Nothing will change it.  The drugs before, the booze and the grass and the Benzedrine didn’t change it.  The new drugs in safe brown bottles don’t change it anymore even though I’m told they should.  The drugs in brown bottles keep it contained until it gets out then it’s out; out, where it roars through the room and the house, echoing off the glass; out, taking everything that connects me with it, so I’m just a loose collection of bones and shuffled memory.

And all I can tell her is I’m sorry and I am but that doesn’t mean anything anymore.

And she cries; or she doesn’t, being brave and understanding instead, she tries to hold me or stand close to me but any contact is just that much more shame and guilt.  She’s the one who’s gotta decide.  It shouldn’t be that way but it is.  I got too much hope invested in her skin and her breath and the sweat at the base of her neck.
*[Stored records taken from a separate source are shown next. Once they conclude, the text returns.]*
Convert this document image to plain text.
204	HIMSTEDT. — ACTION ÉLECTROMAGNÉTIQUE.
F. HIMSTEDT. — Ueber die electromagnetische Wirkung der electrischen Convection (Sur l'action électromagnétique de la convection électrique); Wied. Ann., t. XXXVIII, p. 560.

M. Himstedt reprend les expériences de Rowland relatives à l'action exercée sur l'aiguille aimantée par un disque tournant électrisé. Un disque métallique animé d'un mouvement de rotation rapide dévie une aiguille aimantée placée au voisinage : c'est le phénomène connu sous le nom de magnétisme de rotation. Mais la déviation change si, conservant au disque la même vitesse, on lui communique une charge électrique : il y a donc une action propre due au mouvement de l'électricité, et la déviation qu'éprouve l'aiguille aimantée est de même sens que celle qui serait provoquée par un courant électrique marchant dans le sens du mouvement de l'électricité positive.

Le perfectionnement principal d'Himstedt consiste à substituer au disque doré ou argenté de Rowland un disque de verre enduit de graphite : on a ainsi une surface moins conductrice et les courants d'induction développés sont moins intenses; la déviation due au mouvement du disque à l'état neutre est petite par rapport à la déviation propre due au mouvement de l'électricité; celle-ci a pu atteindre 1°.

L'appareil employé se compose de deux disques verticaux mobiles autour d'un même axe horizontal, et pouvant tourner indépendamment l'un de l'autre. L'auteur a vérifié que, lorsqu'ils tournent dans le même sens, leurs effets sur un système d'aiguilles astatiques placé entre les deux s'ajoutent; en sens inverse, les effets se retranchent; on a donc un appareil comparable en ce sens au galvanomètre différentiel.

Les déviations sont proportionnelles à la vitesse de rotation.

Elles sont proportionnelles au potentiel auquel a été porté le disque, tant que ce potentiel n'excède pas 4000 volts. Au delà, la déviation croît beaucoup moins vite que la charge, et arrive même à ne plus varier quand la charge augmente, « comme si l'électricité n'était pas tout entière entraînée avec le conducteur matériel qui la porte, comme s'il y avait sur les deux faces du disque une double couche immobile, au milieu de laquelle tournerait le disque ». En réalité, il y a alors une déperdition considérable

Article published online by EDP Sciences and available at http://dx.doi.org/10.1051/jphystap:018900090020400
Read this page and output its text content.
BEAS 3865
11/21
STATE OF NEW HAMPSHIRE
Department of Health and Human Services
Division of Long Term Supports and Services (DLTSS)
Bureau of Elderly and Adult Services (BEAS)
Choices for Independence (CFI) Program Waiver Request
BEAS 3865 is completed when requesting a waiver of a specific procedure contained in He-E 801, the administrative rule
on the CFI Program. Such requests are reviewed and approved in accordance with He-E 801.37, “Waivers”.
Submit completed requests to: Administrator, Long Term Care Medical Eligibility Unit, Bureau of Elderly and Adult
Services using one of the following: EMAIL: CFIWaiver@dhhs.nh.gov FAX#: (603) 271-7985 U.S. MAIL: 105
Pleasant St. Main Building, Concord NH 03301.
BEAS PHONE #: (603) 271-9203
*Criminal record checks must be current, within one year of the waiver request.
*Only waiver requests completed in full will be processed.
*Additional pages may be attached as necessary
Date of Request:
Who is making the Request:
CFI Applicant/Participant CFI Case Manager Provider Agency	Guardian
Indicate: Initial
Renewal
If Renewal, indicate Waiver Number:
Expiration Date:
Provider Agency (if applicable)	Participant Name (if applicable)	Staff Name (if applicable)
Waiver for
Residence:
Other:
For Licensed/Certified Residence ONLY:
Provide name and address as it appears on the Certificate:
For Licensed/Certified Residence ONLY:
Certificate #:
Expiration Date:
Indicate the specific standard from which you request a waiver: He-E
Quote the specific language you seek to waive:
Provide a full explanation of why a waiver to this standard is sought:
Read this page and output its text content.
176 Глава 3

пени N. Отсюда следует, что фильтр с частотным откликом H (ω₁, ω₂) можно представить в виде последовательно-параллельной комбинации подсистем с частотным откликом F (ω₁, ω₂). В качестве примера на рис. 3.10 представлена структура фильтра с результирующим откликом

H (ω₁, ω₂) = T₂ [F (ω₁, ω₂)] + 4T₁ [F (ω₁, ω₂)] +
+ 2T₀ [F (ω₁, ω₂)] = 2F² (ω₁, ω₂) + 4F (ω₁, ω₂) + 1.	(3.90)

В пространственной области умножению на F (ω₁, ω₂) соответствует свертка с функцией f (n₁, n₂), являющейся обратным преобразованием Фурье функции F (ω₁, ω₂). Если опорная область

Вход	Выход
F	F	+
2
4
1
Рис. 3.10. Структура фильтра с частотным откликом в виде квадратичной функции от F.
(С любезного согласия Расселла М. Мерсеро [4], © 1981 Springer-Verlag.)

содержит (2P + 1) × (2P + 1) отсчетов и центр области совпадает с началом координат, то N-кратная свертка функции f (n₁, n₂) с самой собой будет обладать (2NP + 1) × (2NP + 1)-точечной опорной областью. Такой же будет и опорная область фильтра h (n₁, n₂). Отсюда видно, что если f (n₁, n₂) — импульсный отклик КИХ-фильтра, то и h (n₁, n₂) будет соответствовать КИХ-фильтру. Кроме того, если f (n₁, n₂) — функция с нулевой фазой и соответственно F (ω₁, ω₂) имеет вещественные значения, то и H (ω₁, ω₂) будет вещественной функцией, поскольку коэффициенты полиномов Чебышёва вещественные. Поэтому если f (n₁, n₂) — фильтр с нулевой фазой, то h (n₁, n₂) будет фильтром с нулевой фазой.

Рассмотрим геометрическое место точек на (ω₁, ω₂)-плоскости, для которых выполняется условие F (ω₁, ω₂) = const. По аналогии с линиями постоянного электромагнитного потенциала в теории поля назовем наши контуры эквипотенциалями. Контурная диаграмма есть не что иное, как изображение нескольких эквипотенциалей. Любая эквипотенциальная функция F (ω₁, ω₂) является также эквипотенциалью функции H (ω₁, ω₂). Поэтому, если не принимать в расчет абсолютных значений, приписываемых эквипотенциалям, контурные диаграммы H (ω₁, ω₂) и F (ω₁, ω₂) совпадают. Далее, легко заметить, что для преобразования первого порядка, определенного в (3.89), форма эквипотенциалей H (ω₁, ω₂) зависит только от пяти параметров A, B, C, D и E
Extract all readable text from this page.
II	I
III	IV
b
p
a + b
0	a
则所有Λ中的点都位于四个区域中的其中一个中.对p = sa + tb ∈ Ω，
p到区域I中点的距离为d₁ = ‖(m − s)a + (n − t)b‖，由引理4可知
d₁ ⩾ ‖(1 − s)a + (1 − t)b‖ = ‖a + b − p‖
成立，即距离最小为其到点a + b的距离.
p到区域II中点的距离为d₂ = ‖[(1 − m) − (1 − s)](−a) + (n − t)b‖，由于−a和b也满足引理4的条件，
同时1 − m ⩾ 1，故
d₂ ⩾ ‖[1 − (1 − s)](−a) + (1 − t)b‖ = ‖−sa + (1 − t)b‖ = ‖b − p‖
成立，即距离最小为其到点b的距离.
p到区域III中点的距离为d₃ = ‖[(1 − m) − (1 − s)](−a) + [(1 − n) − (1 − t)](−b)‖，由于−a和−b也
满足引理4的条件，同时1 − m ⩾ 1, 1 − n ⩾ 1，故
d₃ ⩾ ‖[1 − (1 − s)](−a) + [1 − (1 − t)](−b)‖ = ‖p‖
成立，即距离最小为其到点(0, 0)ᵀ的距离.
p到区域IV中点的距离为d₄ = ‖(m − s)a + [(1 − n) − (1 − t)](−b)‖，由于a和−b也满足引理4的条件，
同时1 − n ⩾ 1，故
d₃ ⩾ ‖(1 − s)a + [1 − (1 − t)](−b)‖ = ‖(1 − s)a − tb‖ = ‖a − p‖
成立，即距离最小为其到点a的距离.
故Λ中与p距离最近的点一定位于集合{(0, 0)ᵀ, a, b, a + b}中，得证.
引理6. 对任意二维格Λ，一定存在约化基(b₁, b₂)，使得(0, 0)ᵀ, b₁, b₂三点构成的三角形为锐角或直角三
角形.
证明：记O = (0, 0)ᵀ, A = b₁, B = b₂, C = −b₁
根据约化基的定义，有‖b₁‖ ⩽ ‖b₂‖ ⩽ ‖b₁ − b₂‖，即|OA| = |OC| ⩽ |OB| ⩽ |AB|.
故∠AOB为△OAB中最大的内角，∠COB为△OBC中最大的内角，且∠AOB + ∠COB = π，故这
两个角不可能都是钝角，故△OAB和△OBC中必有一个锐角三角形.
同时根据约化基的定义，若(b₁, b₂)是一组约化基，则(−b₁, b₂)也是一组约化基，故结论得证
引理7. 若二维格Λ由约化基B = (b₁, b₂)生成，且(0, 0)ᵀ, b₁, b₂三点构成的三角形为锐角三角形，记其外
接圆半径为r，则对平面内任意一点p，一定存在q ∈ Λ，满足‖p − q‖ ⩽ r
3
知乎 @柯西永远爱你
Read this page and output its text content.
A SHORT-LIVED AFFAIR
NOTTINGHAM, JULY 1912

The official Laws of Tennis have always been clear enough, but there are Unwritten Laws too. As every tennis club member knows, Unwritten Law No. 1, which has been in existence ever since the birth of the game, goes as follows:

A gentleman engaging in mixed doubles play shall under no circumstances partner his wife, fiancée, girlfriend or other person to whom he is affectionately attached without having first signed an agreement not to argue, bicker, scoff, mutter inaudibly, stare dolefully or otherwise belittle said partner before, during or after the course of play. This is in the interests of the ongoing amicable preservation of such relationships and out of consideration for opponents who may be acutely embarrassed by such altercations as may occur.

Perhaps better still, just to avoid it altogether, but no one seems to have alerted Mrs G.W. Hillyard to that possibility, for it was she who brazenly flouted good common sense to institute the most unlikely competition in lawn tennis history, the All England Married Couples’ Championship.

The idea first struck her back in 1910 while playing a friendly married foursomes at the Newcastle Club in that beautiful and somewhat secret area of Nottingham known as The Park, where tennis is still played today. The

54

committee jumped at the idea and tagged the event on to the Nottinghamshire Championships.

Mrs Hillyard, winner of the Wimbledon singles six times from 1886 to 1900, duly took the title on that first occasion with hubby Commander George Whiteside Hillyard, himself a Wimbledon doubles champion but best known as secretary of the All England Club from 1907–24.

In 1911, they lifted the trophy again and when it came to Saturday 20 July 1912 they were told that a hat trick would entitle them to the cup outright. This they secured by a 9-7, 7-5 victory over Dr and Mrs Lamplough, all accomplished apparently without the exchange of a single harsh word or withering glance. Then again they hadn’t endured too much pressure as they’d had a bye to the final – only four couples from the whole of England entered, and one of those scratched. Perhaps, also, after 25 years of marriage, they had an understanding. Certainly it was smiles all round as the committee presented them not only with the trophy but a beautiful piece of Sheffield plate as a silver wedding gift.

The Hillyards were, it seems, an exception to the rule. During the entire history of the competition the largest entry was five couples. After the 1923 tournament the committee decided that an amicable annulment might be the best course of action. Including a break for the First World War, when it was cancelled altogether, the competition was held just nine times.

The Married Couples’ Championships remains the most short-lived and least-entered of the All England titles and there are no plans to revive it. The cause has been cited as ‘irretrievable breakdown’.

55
Sometimes, when I lie beside her everything can seem alright.  That’s the sharp teeth of the trap.  Other times I lie still, I appear to lie still, someone else, peering into the room, might think that I was still.  Except her.  She would know; she knows I am spinning.  At a high frequency.  She knows I am gone, even lying warm beside her I am gone.

I watch myself drain away from her, wanting so much to reach out and flex my fingers in her hair.  I watch the distance grow between us like I’m on a train moving too fast to leap from and I can’t leap anyway cause I can’t move cause the dark has opened up all around me.

The undersides of the leaves are gray in the porch light, the step is damp beneath me and there’s a whisper of a breeze; she is crying in the house behind me because I am who I am and she loves me.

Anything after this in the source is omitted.